SOUTHEND Hospital spent £1.2million on agency staff in February this year.

The hospital has revealed it has 289 full time vacancies, even though between January and March, the hospital recruited 129 new members of staff.

The vacancies include administrative and technical staff along with 55 medical and dental posts and 140 nursing and midwifery jobs.

Cathy O’Driscoll, director of human resources and organisational development at Southend Hospital, said: “Agency spend at Southend Hospital in October 2016 was £1.5 million and by February this year it has steadily decreased month on month to a £1.2 million spend.

“As of the end of March there are 289 full time equivalent vacancies across all areas of the hospital and from January to March this year Southend have recruited 129 new members of staff.”

While the vacancy rate seems high, the hospital is constantly trying to recruit, including from overseas.

Ms O’Driscoll added: “Staff recruitment continues with posts advertised on NHS jobs and regular recruitment days held at the Trust.

“Southend continues to attract staff in other ways, to date we have offered 36 newly qualified nurses from local universities start dates in Autumn 2017 and we launch our Nurse Apprenticeships Programme this summer.”

Hospitals use agency staff to maintain safe levels of staffing within clinical areas. If there aren’t enough staff to cover shift gaps agency staff are brought in.

This is authorised by senior members of the hospital’s management team including medical and nursing staff but they are often more costly than permanent contracted staff, due to the fees charged by the agencies.

Health care overhaul to streamline care and stem deficit

THREE hospitals in mid and south Essex are collaborating to find ways of cutting costs The Mid and South Essex Success Regime is driving forward change for more than one million patients in the region. It wants better collaboration between hospitals, GPs, and community and social care providers.

The plans including downgrading two of the region’s A&E departments.
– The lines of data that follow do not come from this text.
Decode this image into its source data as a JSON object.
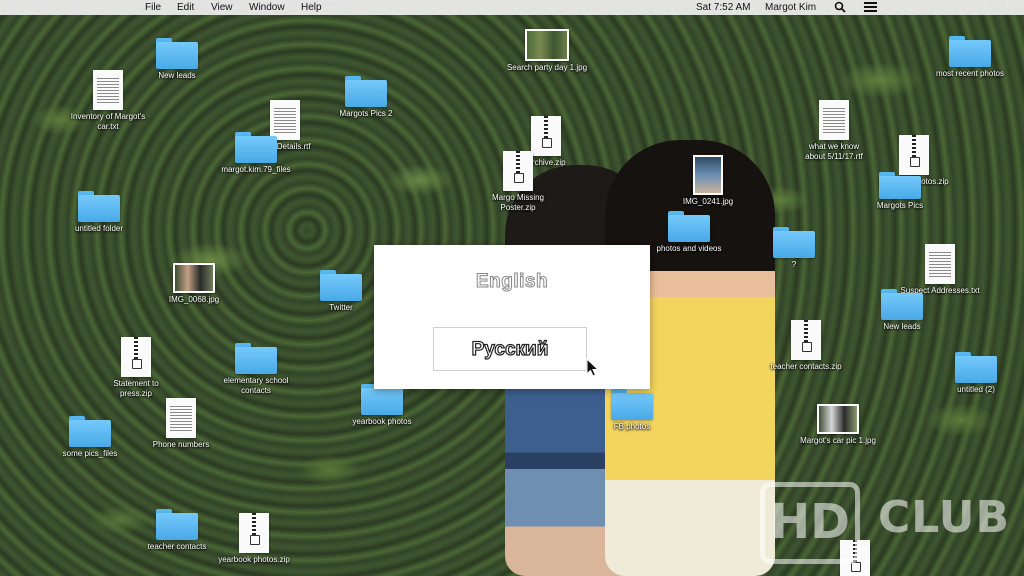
{
  "menubar": {
    "menus": [
      "File",
      "Edit",
      "View",
      "Window",
      "Help"
    ],
    "clock": "Sat 7:52 AM",
    "user": "Margot Kim",
    "icons": [
      "search-icon",
      "list-menu-icon"
    ]
  },
  "desktop": {
    "items": [
      {
        "label": "New leads",
        "type": "folder"
      },
      {
        "label": "Inventory of Margot's car.txt",
        "type": "doc"
      },
      {
        "label": "Odd Details.rtf",
        "type": "doc"
      },
      {
        "label": "Margots Pics 2",
        "type": "folder"
      },
      {
        "label": "margot.kim.79_files",
        "type": "folder"
      },
      {
        "label": "Search party day 1.jpg",
        "type": "image"
      },
      {
        "label": "Archive.zip",
        "type": "zip"
      },
      {
        "label": "Margo Missing Poster.zip",
        "type": "zip"
      },
      {
        "label": "IMG_0241.jpg",
        "type": "image"
      },
      {
        "label": "untitled folder",
        "type": "folder"
      },
      {
        "label": "IMG_0068.jpg",
        "type": "image"
      },
      {
        "label": "Twitter",
        "type": "folder"
      },
      {
        "label": "photos and videos",
        "type": "folder"
      },
      {
        "label": "?",
        "type": "folder"
      },
      {
        "label": "most recent photos",
        "type": "folder"
      },
      {
        "label": "what we know about 5/11/17.rtf",
        "type": "doc"
      },
      {
        "label": "personal photos.zip",
        "type": "zip"
      },
      {
        "label": "Margots Pics",
        "type": "folder"
      },
      {
        "label": "Suspect Addresses.txt",
        "type": "doc"
      },
      {
        "label": "New leads",
        "type": "folder"
      },
      {
        "label": "Statement to press.zip",
        "type": "zip"
      },
      {
        "label": "elementary school contacts",
        "type": "folder"
      },
      {
        "label": "yearbook photos",
        "type": "folder"
      },
      {
        "label": "FB photos",
        "type": "folder"
      },
      {
        "label": "teacher contacts.zip",
        "type": "zip"
      },
      {
        "label": "untitled (2)",
        "type": "folder"
      },
      {
        "label": "some pics_files",
        "type": "folder"
      },
      {
        "label": "Phone numbers",
        "type": "doc"
      },
      {
        "label": "Margot's car pic 1.jpg",
        "type": "image"
      },
      {
        "label": "teacher contacts",
        "type": "folder"
      },
      {
        "label": "yearbook photos.zip",
        "type": "zip"
      }
    ]
  },
  "language_dialog": {
    "option_english": "English",
    "option_russian": "Русский"
  },
  "watermark": {
    "logo": "HD",
    "text": "CLUB"
  },
  "colors": {
    "folder": "#5ab8f2",
    "menubar": "#ececec"
  }
}
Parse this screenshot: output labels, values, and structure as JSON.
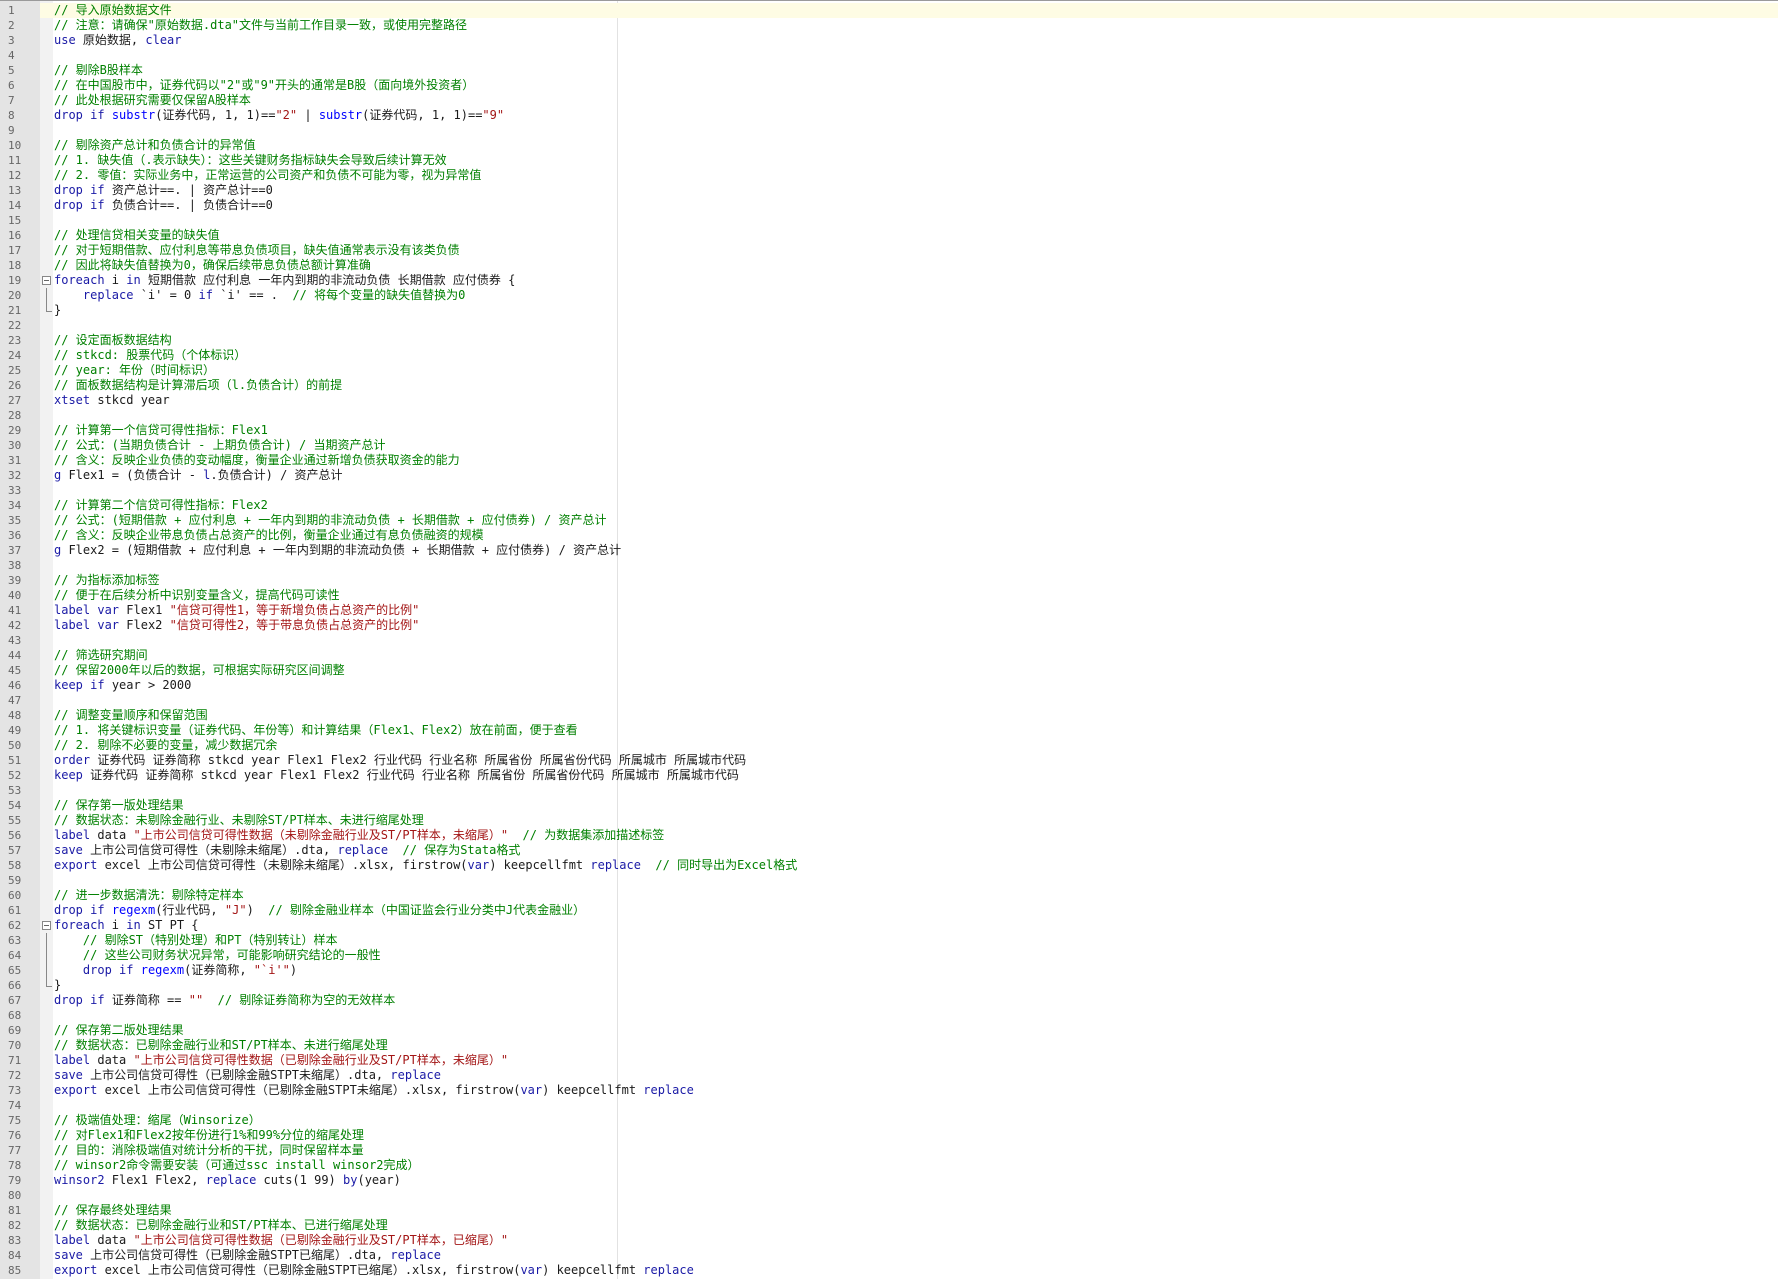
{
  "editor": {
    "colors": {
      "comment": "#008000",
      "keyword": "#1a1aa6",
      "function": "#0000ff",
      "string": "#a31515"
    },
    "current_line": 1
  },
  "lines": [
    {
      "n": "1",
      "segs": [
        [
          "c",
          "// 导入原始数据文件"
        ]
      ]
    },
    {
      "n": "2",
      "segs": [
        [
          "c",
          "// 注意：请确保\"原始数据.dta\"文件与当前工作目录一致，或使用完整路径"
        ]
      ]
    },
    {
      "n": "3",
      "segs": [
        [
          "k",
          "use"
        ],
        [
          "t",
          " 原始数据, "
        ],
        [
          "k",
          "clear"
        ]
      ]
    },
    {
      "n": "4",
      "segs": []
    },
    {
      "n": "5",
      "segs": [
        [
          "c",
          "// 剔除B股样本"
        ]
      ]
    },
    {
      "n": "6",
      "segs": [
        [
          "c",
          "// 在中国股市中，证券代码以\"2\"或\"9\"开头的通常是B股（面向境外投资者）"
        ]
      ]
    },
    {
      "n": "7",
      "segs": [
        [
          "c",
          "// 此处根据研究需要仅保留A股样本"
        ]
      ]
    },
    {
      "n": "8",
      "segs": [
        [
          "k",
          "drop"
        ],
        [
          "t",
          " "
        ],
        [
          "k",
          "if"
        ],
        [
          "t",
          " "
        ],
        [
          "f",
          "substr"
        ],
        [
          "t",
          "(证券代码, 1, 1)=="
        ],
        [
          "s",
          "\"2\""
        ],
        [
          "t",
          " | "
        ],
        [
          "f",
          "substr"
        ],
        [
          "t",
          "(证券代码, 1, 1)=="
        ],
        [
          "s",
          "\"9\""
        ]
      ]
    },
    {
      "n": "9",
      "segs": []
    },
    {
      "n": "10",
      "segs": [
        [
          "c",
          "// 剔除资产总计和负债合计的异常值"
        ]
      ]
    },
    {
      "n": "11",
      "segs": [
        [
          "c",
          "// 1. 缺失值（.表示缺失）：这些关键财务指标缺失会导致后续计算无效"
        ]
      ]
    },
    {
      "n": "12",
      "segs": [
        [
          "c",
          "// 2. 零值：实际业务中，正常运营的公司资产和负债不可能为零，视为异常值"
        ]
      ]
    },
    {
      "n": "13",
      "segs": [
        [
          "k",
          "drop"
        ],
        [
          "t",
          " "
        ],
        [
          "k",
          "if"
        ],
        [
          "t",
          " 资产总计==. | 资产总计==0"
        ]
      ]
    },
    {
      "n": "14",
      "segs": [
        [
          "k",
          "drop"
        ],
        [
          "t",
          " "
        ],
        [
          "k",
          "if"
        ],
        [
          "t",
          " 负债合计==. | 负债合计==0"
        ]
      ]
    },
    {
      "n": "15",
      "segs": []
    },
    {
      "n": "16",
      "segs": [
        [
          "c",
          "// 处理信贷相关变量的缺失值"
        ]
      ]
    },
    {
      "n": "17",
      "segs": [
        [
          "c",
          "// 对于短期借款、应付利息等带息负债项目，缺失值通常表示没有该类负债"
        ]
      ]
    },
    {
      "n": "18",
      "segs": [
        [
          "c",
          "// 因此将缺失值替换为0，确保后续带息负债总额计算准确"
        ]
      ]
    },
    {
      "n": "19",
      "fold": "start",
      "segs": [
        [
          "k",
          "foreach"
        ],
        [
          "t",
          " i "
        ],
        [
          "k",
          "in"
        ],
        [
          "t",
          " 短期借款 应付利息 一年内到期的非流动负债 长期借款 应付债券 {"
        ]
      ]
    },
    {
      "n": "20",
      "fold": "mid",
      "segs": [
        [
          "t",
          "    "
        ],
        [
          "k",
          "replace"
        ],
        [
          "t",
          " `i' = 0 "
        ],
        [
          "k",
          "if"
        ],
        [
          "t",
          " `i' == .  "
        ],
        [
          "c",
          "// 将每个变量的缺失值替换为0"
        ]
      ]
    },
    {
      "n": "21",
      "fold": "end",
      "segs": [
        [
          "t",
          "}"
        ]
      ]
    },
    {
      "n": "22",
      "segs": []
    },
    {
      "n": "23",
      "segs": [
        [
          "c",
          "// 设定面板数据结构"
        ]
      ]
    },
    {
      "n": "24",
      "segs": [
        [
          "c",
          "// stkcd: 股票代码（个体标识）"
        ]
      ]
    },
    {
      "n": "25",
      "segs": [
        [
          "c",
          "// year: 年份（时间标识）"
        ]
      ]
    },
    {
      "n": "26",
      "segs": [
        [
          "c",
          "// 面板数据结构是计算滞后项（l.负债合计）的前提"
        ]
      ]
    },
    {
      "n": "27",
      "segs": [
        [
          "k",
          "xtset"
        ],
        [
          "t",
          " stkcd year"
        ]
      ]
    },
    {
      "n": "28",
      "segs": []
    },
    {
      "n": "29",
      "segs": [
        [
          "c",
          "// 计算第一个信贷可得性指标：Flex1"
        ]
      ]
    },
    {
      "n": "30",
      "segs": [
        [
          "c",
          "// 公式：(当期负债合计 - 上期负债合计) / 当期资产总计"
        ]
      ]
    },
    {
      "n": "31",
      "segs": [
        [
          "c",
          "// 含义：反映企业负债的变动幅度，衡量企业通过新增负债获取资金的能力"
        ]
      ]
    },
    {
      "n": "32",
      "segs": [
        [
          "k",
          "g"
        ],
        [
          "t",
          " Flex1 = (负债合计 - "
        ],
        [
          "k",
          "l"
        ],
        [
          "t",
          ".负债合计) / 资产总计"
        ]
      ]
    },
    {
      "n": "33",
      "segs": []
    },
    {
      "n": "34",
      "segs": [
        [
          "c",
          "// 计算第二个信贷可得性指标：Flex2"
        ]
      ]
    },
    {
      "n": "35",
      "segs": [
        [
          "c",
          "// 公式：(短期借款 + 应付利息 + 一年内到期的非流动负债 + 长期借款 + 应付债券) / 资产总计"
        ]
      ]
    },
    {
      "n": "36",
      "segs": [
        [
          "c",
          "// 含义：反映企业带息负债占总资产的比例，衡量企业通过有息负债融资的规模"
        ]
      ]
    },
    {
      "n": "37",
      "segs": [
        [
          "k",
          "g"
        ],
        [
          "t",
          " Flex2 = (短期借款 + 应付利息 + 一年内到期的非流动负债 + 长期借款 + 应付债券) / 资产总计"
        ]
      ]
    },
    {
      "n": "38",
      "segs": []
    },
    {
      "n": "39",
      "segs": [
        [
          "c",
          "// 为指标添加标签"
        ]
      ]
    },
    {
      "n": "40",
      "segs": [
        [
          "c",
          "// 便于在后续分析中识别变量含义，提高代码可读性"
        ]
      ]
    },
    {
      "n": "41",
      "segs": [
        [
          "k",
          "label"
        ],
        [
          "t",
          " "
        ],
        [
          "k",
          "var"
        ],
        [
          "t",
          " Flex1 "
        ],
        [
          "s",
          "\"信贷可得性1，等于新增负债占总资产的比例\""
        ]
      ]
    },
    {
      "n": "42",
      "segs": [
        [
          "k",
          "label"
        ],
        [
          "t",
          " "
        ],
        [
          "k",
          "var"
        ],
        [
          "t",
          " Flex2 "
        ],
        [
          "s",
          "\"信贷可得性2，等于带息负债占总资产的比例\""
        ]
      ]
    },
    {
      "n": "43",
      "segs": []
    },
    {
      "n": "44",
      "segs": [
        [
          "c",
          "// 筛选研究期间"
        ]
      ]
    },
    {
      "n": "45",
      "segs": [
        [
          "c",
          "// 保留2000年以后的数据，可根据实际研究区间调整"
        ]
      ]
    },
    {
      "n": "46",
      "segs": [
        [
          "k",
          "keep"
        ],
        [
          "t",
          " "
        ],
        [
          "k",
          "if"
        ],
        [
          "t",
          " year > 2000"
        ]
      ]
    },
    {
      "n": "47",
      "segs": []
    },
    {
      "n": "48",
      "segs": [
        [
          "c",
          "// 调整变量顺序和保留范围"
        ]
      ]
    },
    {
      "n": "49",
      "segs": [
        [
          "c",
          "// 1. 将关键标识变量（证券代码、年份等）和计算结果（Flex1、Flex2）放在前面，便于查看"
        ]
      ]
    },
    {
      "n": "50",
      "segs": [
        [
          "c",
          "// 2. 剔除不必要的变量，减少数据冗余"
        ]
      ]
    },
    {
      "n": "51",
      "segs": [
        [
          "k",
          "order"
        ],
        [
          "t",
          " 证券代码 证券简称 stkcd year Flex1 Flex2 行业代码 行业名称 所属省份 所属省份代码 所属城市 所属城市代码"
        ]
      ]
    },
    {
      "n": "52",
      "segs": [
        [
          "k",
          "keep"
        ],
        [
          "t",
          " 证券代码 证券简称 stkcd year Flex1 Flex2 行业代码 行业名称 所属省份 所属省份代码 所属城市 所属城市代码"
        ]
      ]
    },
    {
      "n": "53",
      "segs": []
    },
    {
      "n": "54",
      "segs": [
        [
          "c",
          "// 保存第一版处理结果"
        ]
      ]
    },
    {
      "n": "55",
      "segs": [
        [
          "c",
          "// 数据状态：未剔除金融行业、未剔除ST/PT样本、未进行缩尾处理"
        ]
      ]
    },
    {
      "n": "56",
      "segs": [
        [
          "k",
          "label"
        ],
        [
          "t",
          " data "
        ],
        [
          "s",
          "\"上市公司信贷可得性数据（未剔除金融行业及ST/PT样本，未缩尾）\""
        ],
        [
          "t",
          "  "
        ],
        [
          "c",
          "// 为数据集添加描述标签"
        ]
      ]
    },
    {
      "n": "57",
      "segs": [
        [
          "k",
          "save"
        ],
        [
          "t",
          " 上市公司信贷可得性（未剔除未缩尾）.dta, "
        ],
        [
          "k",
          "replace"
        ],
        [
          "t",
          "  "
        ],
        [
          "c",
          "// 保存为Stata格式"
        ]
      ]
    },
    {
      "n": "58",
      "segs": [
        [
          "k",
          "export"
        ],
        [
          "t",
          " excel 上市公司信贷可得性（未剔除未缩尾）.xlsx, firstrow("
        ],
        [
          "k",
          "var"
        ],
        [
          "t",
          ") keepcellfmt "
        ],
        [
          "k",
          "replace"
        ],
        [
          "t",
          "  "
        ],
        [
          "c",
          "// 同时导出为Excel格式"
        ]
      ]
    },
    {
      "n": "59",
      "segs": []
    },
    {
      "n": "60",
      "segs": [
        [
          "c",
          "// 进一步数据清洗：剔除特定样本"
        ]
      ]
    },
    {
      "n": "61",
      "segs": [
        [
          "k",
          "drop"
        ],
        [
          "t",
          " "
        ],
        [
          "k",
          "if"
        ],
        [
          "t",
          " "
        ],
        [
          "f",
          "regexm"
        ],
        [
          "t",
          "(行业代码, "
        ],
        [
          "s",
          "\"J\""
        ],
        [
          "t",
          ")  "
        ],
        [
          "c",
          "// 剔除金融业样本（中国证监会行业分类中J代表金融业）"
        ]
      ]
    },
    {
      "n": "62",
      "fold": "start",
      "segs": [
        [
          "k",
          "foreach"
        ],
        [
          "t",
          " i "
        ],
        [
          "k",
          "in"
        ],
        [
          "t",
          " ST PT {"
        ]
      ]
    },
    {
      "n": "63",
      "fold": "mid",
      "segs": [
        [
          "t",
          "    "
        ],
        [
          "c",
          "// 剔除ST（特别处理）和PT（特别转让）样本"
        ]
      ]
    },
    {
      "n": "64",
      "fold": "mid",
      "segs": [
        [
          "t",
          "    "
        ],
        [
          "c",
          "// 这些公司财务状况异常，可能影响研究结论的一般性"
        ]
      ]
    },
    {
      "n": "65",
      "fold": "mid",
      "segs": [
        [
          "t",
          "    "
        ],
        [
          "k",
          "drop"
        ],
        [
          "t",
          " "
        ],
        [
          "k",
          "if"
        ],
        [
          "t",
          " "
        ],
        [
          "f",
          "regexm"
        ],
        [
          "t",
          "(证券简称, "
        ],
        [
          "s",
          "\"`i'\""
        ],
        [
          "t",
          ")"
        ]
      ]
    },
    {
      "n": "66",
      "fold": "end",
      "segs": [
        [
          "t",
          "}"
        ]
      ]
    },
    {
      "n": "67",
      "segs": [
        [
          "k",
          "drop"
        ],
        [
          "t",
          " "
        ],
        [
          "k",
          "if"
        ],
        [
          "t",
          " 证券简称 == "
        ],
        [
          "s",
          "\"\""
        ],
        [
          "t",
          "  "
        ],
        [
          "c",
          "// 剔除证券简称为空的无效样本"
        ]
      ]
    },
    {
      "n": "68",
      "segs": []
    },
    {
      "n": "69",
      "segs": [
        [
          "c",
          "// 保存第二版处理结果"
        ]
      ]
    },
    {
      "n": "70",
      "segs": [
        [
          "c",
          "// 数据状态：已剔除金融行业和ST/PT样本、未进行缩尾处理"
        ]
      ]
    },
    {
      "n": "71",
      "segs": [
        [
          "k",
          "label"
        ],
        [
          "t",
          " data "
        ],
        [
          "s",
          "\"上市公司信贷可得性数据（已剔除金融行业及ST/PT样本，未缩尾）\""
        ]
      ]
    },
    {
      "n": "72",
      "segs": [
        [
          "k",
          "save"
        ],
        [
          "t",
          " 上市公司信贷可得性（已剔除金融STPT未缩尾）.dta, "
        ],
        [
          "k",
          "replace"
        ]
      ]
    },
    {
      "n": "73",
      "segs": [
        [
          "k",
          "export"
        ],
        [
          "t",
          " excel 上市公司信贷可得性（已剔除金融STPT未缩尾）.xlsx, firstrow("
        ],
        [
          "k",
          "var"
        ],
        [
          "t",
          ") keepcellfmt "
        ],
        [
          "k",
          "replace"
        ]
      ]
    },
    {
      "n": "74",
      "segs": []
    },
    {
      "n": "75",
      "segs": [
        [
          "c",
          "// 极端值处理：缩尾（Winsorize）"
        ]
      ]
    },
    {
      "n": "76",
      "segs": [
        [
          "c",
          "// 对Flex1和Flex2按年份进行1%和99%分位的缩尾处理"
        ]
      ]
    },
    {
      "n": "77",
      "segs": [
        [
          "c",
          "// 目的：消除极端值对统计分析的干扰，同时保留样本量"
        ]
      ]
    },
    {
      "n": "78",
      "segs": [
        [
          "c",
          "// winsor2命令需要安装（可通过ssc install winsor2完成）"
        ]
      ]
    },
    {
      "n": "79",
      "segs": [
        [
          "k",
          "winsor2"
        ],
        [
          "t",
          " Flex1 Flex2, "
        ],
        [
          "k",
          "replace"
        ],
        [
          "t",
          " cuts(1 99) "
        ],
        [
          "k",
          "by"
        ],
        [
          "t",
          "(year)"
        ]
      ]
    },
    {
      "n": "80",
      "segs": []
    },
    {
      "n": "81",
      "segs": [
        [
          "c",
          "// 保存最终处理结果"
        ]
      ]
    },
    {
      "n": "82",
      "segs": [
        [
          "c",
          "// 数据状态：已剔除金融行业和ST/PT样本、已进行缩尾处理"
        ]
      ]
    },
    {
      "n": "83",
      "segs": [
        [
          "k",
          "label"
        ],
        [
          "t",
          " data "
        ],
        [
          "s",
          "\"上市公司信贷可得性数据（已剔除金融行业及ST/PT样本，已缩尾）\""
        ]
      ]
    },
    {
      "n": "84",
      "segs": [
        [
          "k",
          "save"
        ],
        [
          "t",
          " 上市公司信贷可得性（已剔除金融STPT已缩尾）.dta, "
        ],
        [
          "k",
          "replace"
        ]
      ]
    },
    {
      "n": "85",
      "segs": [
        [
          "k",
          "export"
        ],
        [
          "t",
          " excel 上市公司信贷可得性（已剔除金融STPT已缩尾）.xlsx, firstrow("
        ],
        [
          "k",
          "var"
        ],
        [
          "t",
          ") keepcellfmt "
        ],
        [
          "k",
          "replace"
        ]
      ]
    }
  ]
}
Under plans, which will soon go out to public consultation, it is proposed Basildon Hospital becomes and specialist emergency centre, with Southend Hospital set to provide cover for less serious emergency patients but more capacity for elective surgery.

Those sites without the specialist emergency centre would develop as centres of excellence for planned operations, tests, procedures and outpatient clinics.

They would still have 24-hour services to treat people with less serious illnesses but these patients would be seen more quickly.

Southend Hospital has battled a funding deficit in recent years.

A £9.8m deficit was recorded for 2014/15, prompting an investigation by a health service watchdog Monitor. but the shortfall has grown to £15.8 million.

In 2015-16 operating expenses for all three hospitals totalled more than £936m.